A invasão do Iraque pelos Estados Unidos destruiu a ordem regional que, desde a II Guerra Mundial, prevalecia no Médio Oriente, e permitiu a chegada ao poder em Bagdade de um Governo pró-iraniano. A influência regional do Irão estendeu-se à Síria, dando um apoio militar decisivo para a sobrevivência da ditadura de Assad, tanto diretamente como através das milícias dos seus aliados do Hezbollah libanês.
Os EUA aceitaram, durante a administração Obama, que não eram mais a força hegemónica num Médio Oriente que se tinha regionalizado. Para Obama, os EUA deviam ser, primeiramente, um ator da regulação regional. Já Trump pensa que vai poder repor a hegemonia americana apoiando a estratégia de confronto com o Irão da Arábia Saudita e de Israel.
A União Europeia procura salvar o acordo nuclear com o Irão, mas para isso precisa de mostrar que é capaz de encontrar alternativas, com a China e a Rússia, às sanções económicas americanas que, em desrespeito pelas regras internacionais, também atingem as suas empresas que queiram negociar com o Irão.
A UE tem de se opor à dimensão política da estratégia saudita. Os príncipes sauditas sabem que a região está em profunda mutação política e temem pelo futuro do seu poder.
A frente americano-saudita não se opõe só ao Irão, opõe-se com a mesma ferocidade a todas as forças que defendem transformações políticas nas ditaduras árabes, nomeadamente islamitas (democráticos ou não) e liberais. É assim que dão todo o seu apoio à ditadura militar egípcia, que fez 60 mil presos políticos, e continuam a tentar reverter o processo democrático na Tunísia. É assim que apoiam a ofensiva do General Haftar para tomar o poder em Trípoli. É assim que, na Palestina, isolam o Hamas. Foi assim que, no Bahrein, os sauditas intervieram militarmente para impedir o triunfo da oposição.
A União Europeia, para ser um ator relevante, tem de perceber que os atuais regimes da região estão condenadas a desaparecer e, perante o custo para a liberdade e os direitos humanos, tem de deixar de dar prioridade à estabilidade e à cooperação com as ditaduras para poder controlar os fluxos migratórios. Mais, não se pode calar perante a morte, em cativeiro, do Presidente do Egito, Mohamed Morsi, que eleito democraticamente foi destituído por um golpe militar. E aqui gostaria também de ouvir a voz de Portugal.
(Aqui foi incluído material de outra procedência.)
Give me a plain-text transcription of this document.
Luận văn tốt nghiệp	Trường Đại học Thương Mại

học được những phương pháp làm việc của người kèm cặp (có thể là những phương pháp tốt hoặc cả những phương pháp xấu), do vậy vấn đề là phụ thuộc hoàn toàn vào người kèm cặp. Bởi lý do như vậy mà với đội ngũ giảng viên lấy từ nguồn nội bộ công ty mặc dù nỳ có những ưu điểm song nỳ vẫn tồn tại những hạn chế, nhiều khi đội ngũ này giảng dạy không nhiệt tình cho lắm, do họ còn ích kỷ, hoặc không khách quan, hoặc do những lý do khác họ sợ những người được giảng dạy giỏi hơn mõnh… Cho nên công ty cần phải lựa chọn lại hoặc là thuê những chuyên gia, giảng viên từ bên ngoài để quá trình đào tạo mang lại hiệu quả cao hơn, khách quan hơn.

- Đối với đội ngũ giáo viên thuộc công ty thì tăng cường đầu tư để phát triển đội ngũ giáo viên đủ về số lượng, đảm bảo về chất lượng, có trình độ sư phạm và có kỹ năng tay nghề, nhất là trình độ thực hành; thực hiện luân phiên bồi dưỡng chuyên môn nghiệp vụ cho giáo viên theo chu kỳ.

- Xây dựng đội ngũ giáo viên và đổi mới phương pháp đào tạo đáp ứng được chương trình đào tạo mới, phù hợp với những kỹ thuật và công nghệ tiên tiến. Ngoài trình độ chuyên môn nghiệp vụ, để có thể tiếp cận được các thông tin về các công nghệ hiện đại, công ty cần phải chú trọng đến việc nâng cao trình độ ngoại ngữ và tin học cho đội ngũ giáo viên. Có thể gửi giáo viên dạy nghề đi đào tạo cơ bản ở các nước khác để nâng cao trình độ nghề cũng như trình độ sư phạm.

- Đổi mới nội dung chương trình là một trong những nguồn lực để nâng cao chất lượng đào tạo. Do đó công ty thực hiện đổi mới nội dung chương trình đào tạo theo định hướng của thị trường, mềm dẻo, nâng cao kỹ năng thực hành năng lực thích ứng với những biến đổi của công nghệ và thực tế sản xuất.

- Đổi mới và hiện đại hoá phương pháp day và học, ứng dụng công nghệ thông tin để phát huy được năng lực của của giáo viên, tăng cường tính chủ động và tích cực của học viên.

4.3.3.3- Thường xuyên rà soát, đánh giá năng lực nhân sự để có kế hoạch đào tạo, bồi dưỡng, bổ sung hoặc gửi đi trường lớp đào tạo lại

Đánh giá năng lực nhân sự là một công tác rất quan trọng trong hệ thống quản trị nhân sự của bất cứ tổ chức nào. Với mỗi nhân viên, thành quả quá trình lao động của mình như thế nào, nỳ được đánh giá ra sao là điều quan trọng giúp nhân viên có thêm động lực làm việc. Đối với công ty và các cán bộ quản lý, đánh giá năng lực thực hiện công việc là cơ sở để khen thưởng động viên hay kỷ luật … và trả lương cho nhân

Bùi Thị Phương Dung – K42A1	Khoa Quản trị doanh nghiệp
Pode ser que a União Europeia não seja capaz de impedir a guerra de Trump contra o Irão, mas pode mostrar que há uma alternativa ao alinhamento americano com as forças que procuram, através da guerra, impor a sua hegemonia no Médio Oriente. Assim, terá maior autoridade ética junto dos iranianos, não só dos reformistas, mas sobretudo junto dos que se revêm nos valores que a Europa diz defender.